By GREG DIXON
You just knew that Michael Palin was waiting to ask it of someone. And all too soon, within minutes of his new show Himalaya With Michael Palin starting last week (TV One, 8.35pm), he found his opportunity.
"What brings you up the Khyber today?" the television traveller inquired of some unsuspecting fellow from Dubai as they sat on a train on the Khyber Pass Railway. What the bloke from Dubai said didn't matter a jot. Palin, a former Python, had got in his ancient comedy reference for himself - and anyone else who cared.
He was of course referring to the 1968 movie, considered one of the better of the Carry On comedy series, called Up The Khyber, which has Kenneth Williams as the Khazi of Kalabar, a local warlord who plans to attack the pass held by the British in the form of Sid James' Sir Sidney Ruff-Diamond and his troop of Scottish soldiers, the Third Foot And Mouth regiment.
Yes, very silly. One for, well, the trainspotters really.
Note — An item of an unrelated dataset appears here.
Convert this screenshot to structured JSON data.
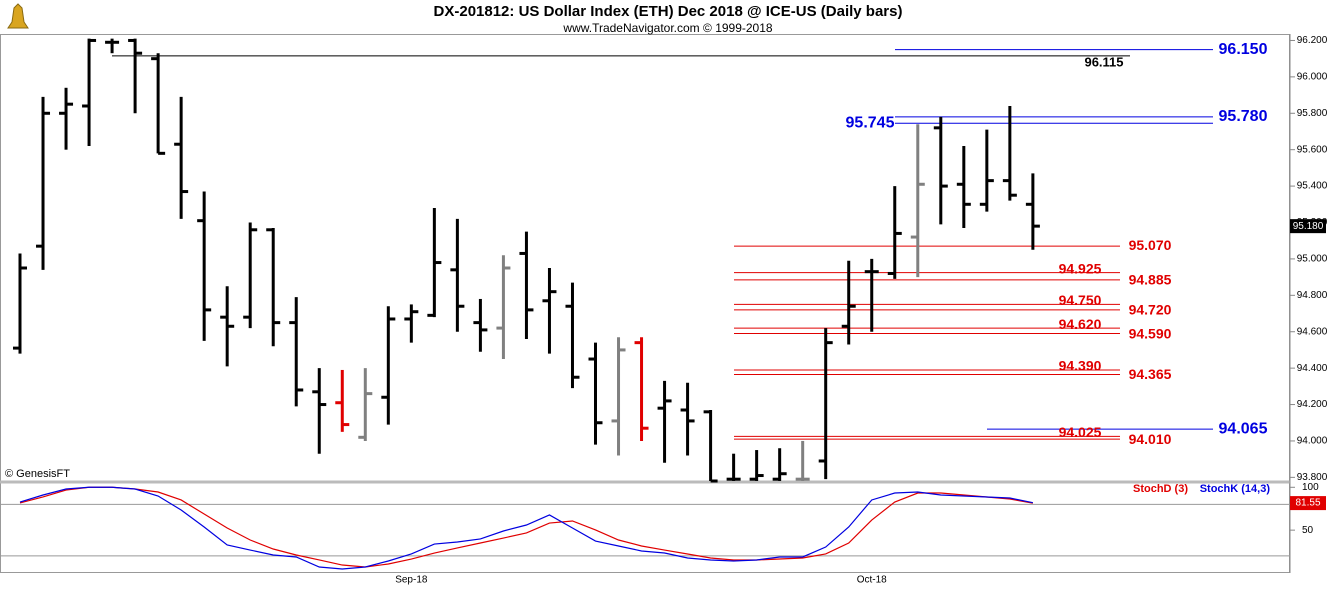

And nothing new. This is the sixth of Palin's television journeys - lucky him, it's been a sort of accidental career - that's taken him around the world in 80 days, from pole to pole, to the Sahara and now to the place which, in Sanskrit, means "the abode of the snow". And each time, and whatever country he happens to pass through, Palin delivers more or less the same.
Fair enough. Palin has developed a winning blueprint. First you select a contrived-yet-interesting theme such as travelling the length of the Himalaya, then you give it a catchy title (Pole To Pole) or make sure your brand (Michael Palin) is in the name.
Next you get to travel about meeting strange folk in far-flung parts and make your little jokes before playing the series to huge audiences.
Lastly, of course, you produce the book of the series, which you make sure is on shop shelves everywhere by Christmas.
But as Palin and the bloke from Dubai made their way by train from the Pakistani end of the Pass to the town of Darra in last week's first episode of Himalaya, I found myself not minding that Palin's travel series are formulaic. The man is a tremendously good travelling companion, with an easy charm. And his journey here will take viewers from one end of the Himalaya range to the other through Pakistan, China, Tibet, Nepal, Bhutan, Assam and Bangladesh - damned interesting territory by anyone's measure.
Palin has a good writer's deft touch with language, too. Instead of filling his narration with the dull platitudes or banal observations of programmes like Getaway (and the worst episodes of Intrepid Journeys), he gives each scene - last week, the gun shops of Darra, the dental markets of Peshawar, bull racing and a polo match in the high Shandur Pass - something more than just good footage of a beautiful or remarkable place.
Formulaic or not in approach, he brings a careful eye for the interesting and the odd, a wry wit and a self-deprecating sense of humour to these shows - rarities on television of any kind.
So yes, Palin has little in-jokes. Yes, there's always the sense we've been here before even if we haven't. But you'd have to travel a long way to find a travel show that's quite so good.